You might think that the Andy Wong we were talking about and all the misdeeds related to the name would cover at least two people–but that would be incorrect. Only one man named Andy Wong Ming Jun was reported to be the following:
- The man who was charged for allegedly peddling gigabytes of photo and video involving non-consensual release of nudity involving hundreds of women–all identifiable and with accompanying personal information.
- The man who slammed the Singaporean government for the COVID-19 cluster emerging from KTV establishments in a Nikkei Article on July 23.
- The man who proudly said he was a truck driver after graduating from an elite British university.
- The Singaporean man who voted for Brexit.
How did we get here?
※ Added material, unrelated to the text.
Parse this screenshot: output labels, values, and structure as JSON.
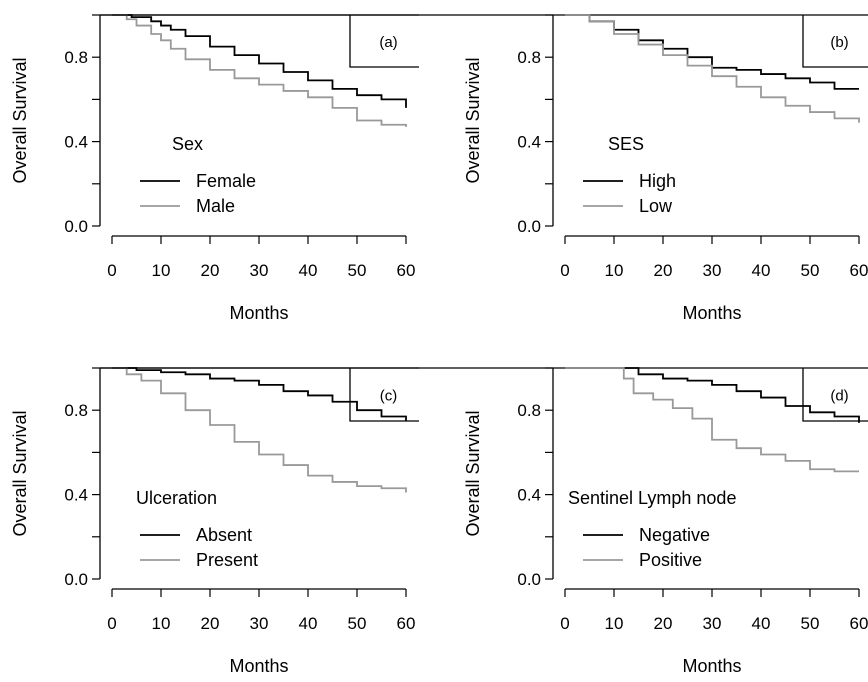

Alvinology has a timeline.
Timeline of events involving Andy Wong Ming Jun
The first time Wong appeared in the news was in 2016. He was noted to be a Singaporean who voted in the Brexit referendum in 2016. He voted yes, which meant he supported the separation of the United Kingdom from the European Union.
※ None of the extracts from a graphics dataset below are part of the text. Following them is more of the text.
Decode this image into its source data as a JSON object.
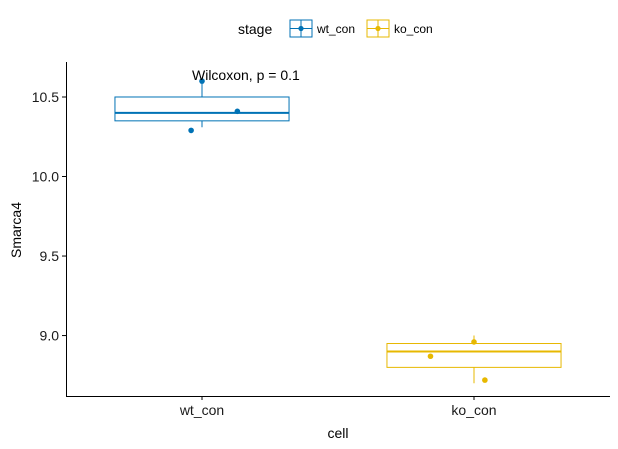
{
  "chart_data": {
    "type": "box",
    "xlabel": "cell",
    "ylabel": "Smarca4",
    "categories": [
      "wt_con",
      "ko_con"
    ],
    "ylim": [
      8.62,
      10.72
    ],
    "yticks": [
      9.0,
      9.5,
      10.0,
      10.5
    ],
    "grid": false,
    "legend": {
      "title": "stage",
      "placement": "top",
      "entries": [
        "wt_con",
        "ko_con"
      ]
    },
    "annotation": "Wilcoxon, p = 0.1",
    "series": [
      {
        "name": "wt_con",
        "color": "#0072B5",
        "box": {
          "whisker_low": 10.31,
          "q1": 10.35,
          "median": 10.4,
          "q3": 10.5,
          "whisker_high": 10.62
        },
        "points": [
          {
            "x_offset": 0.0,
            "y": 10.6
          },
          {
            "x_offset": 0.13,
            "y": 10.41
          },
          {
            "x_offset": -0.04,
            "y": 10.29
          }
        ]
      },
      {
        "name": "ko_con",
        "color": "#E7B800",
        "box": {
          "whisker_low": 8.7,
          "q1": 8.8,
          "median": 8.9,
          "q3": 8.95,
          "whisker_high": 9.0
        },
        "points": [
          {
            "x_offset": 0.0,
            "y": 8.96
          },
          {
            "x_offset": -0.16,
            "y": 8.87
          },
          {
            "x_offset": 0.04,
            "y": 8.72
          }
        ]
      }
    ]
  }
}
In November 2019, four men were arrested in connection to a police report that dozens of Singaporean womens’ nude photos and videos were being leaked and peddled online. Aside from the content that was collected, identifying information such as real names of the women with their social media accounts came with the photographs. Wong as one of those men, but it was not apparent at the time.
The third report that mentioned him was in June 2020, where he proudly stated that he graduated from University of Hull in 2017 but ended up working as a prime mover driver. During that time, he also offered services as a writer and freelance defence, owing to his alleged honors degree in political science.
On July 23, an Andy Wong published an article on Nikkei Asia, which detailed his opinion on the emerging KTV cluster in Singapore. His article was called, “The Institutional Failures Behind Singapore’s Latest Covid Outbreak.”
In it, he detailed that KTVs were allegedly fronts for money laundering and other crimes. The Ministry of Home Affairs issued a rebuttal.
The pieces of the puzzle came together recently when the Singaporean government charged a man named Andy Wong in connection to the latest Singaporean Telegram nude photo leak.
Wong had five charges of possessing obscene videos under the Films Act, and six charges of storing more than 1,600 obscene pictures in his electronic devices for a total of eleven, which was the highest number of charges of the four men involved in the nude leak.
He had in his possession more than 2,300 videos on a Lenovo laptop, two thumb drives, a Sony Xperia XZ2 Compact mobile phone and a memory card. Called ‘Sam’s lots of CB Collection’, he allegedly peddled the photos and videos in a Telegram chat group, with some people in Singaporean forums alluding to.
If found guilty, he could be jailed for six months or fined up to $20,000, or both.